While the WHO website did not state specifically the vaccine was “dangerous” for children, it did clearly state the vaccine was “not recommended for children for the moment” due to a lack of evidence on the use of the COVID-19 vaccines in children.
An “internal only” line of the email stated a link to the article had not yet been posted to the Twitter accounts of Fox News or Carlson, nor had it gained significant traction. However, it added, “given that this article’s narrative is related to ‘big tech censorship,’ I want to be mindful that taking action on the URL level could lead to this particular article gaining more traction rather than mitigating the harm associated with it.”
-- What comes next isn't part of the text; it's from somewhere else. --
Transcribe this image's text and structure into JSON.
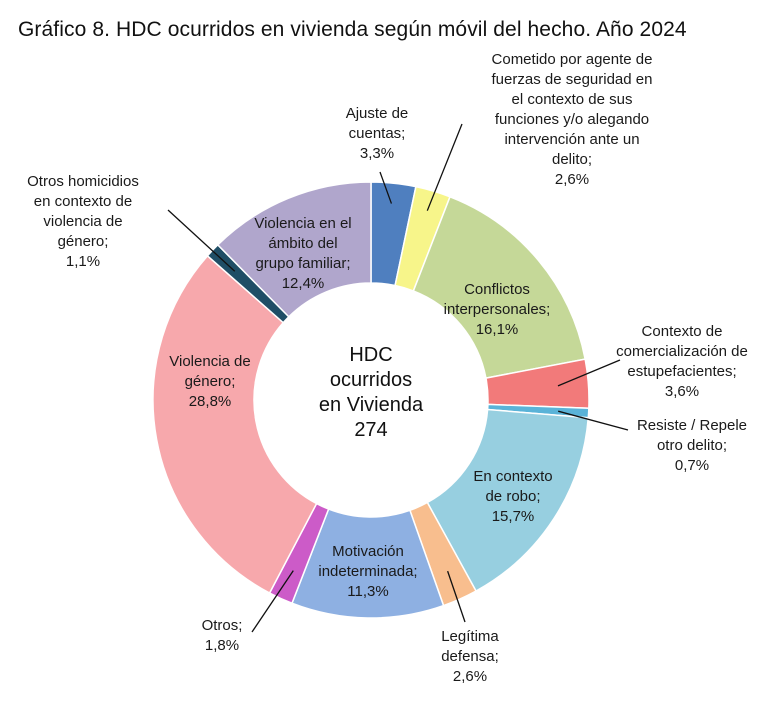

That employee added Twitter would continue to “keep an eye on any ongoing discussions” relative to the article and that if it gained traction, Twitter would again review the link under their “URL guidelines.”
More Censorship Options Discussed
Twitter’s Senior Policy Specialist for Misinformation, Joseph Guay, also chimed in on the discussion, sharing other options to escalate without directly censoring Fox News.Guay wrote sharing the link itself wouldn’t trigger a misinformation annotation, but Twitter could decide to “remediate the URL” through an unsafe pop-up when a user clicked on a link.
This would have been applied every time someone shared the link, with users having to click through a prompt to accept being directed to the website to read the opinion article, without specifically labeling the link as disinformation or applying other punitive remediation.
For the tweets containing the link to be labeled as vaccine misinformation, the tweet itself would have had to include the supposed misinformation or “advance a similar sentiment as the misleading claims in the op-ed” while linking to the Fox News opinion article.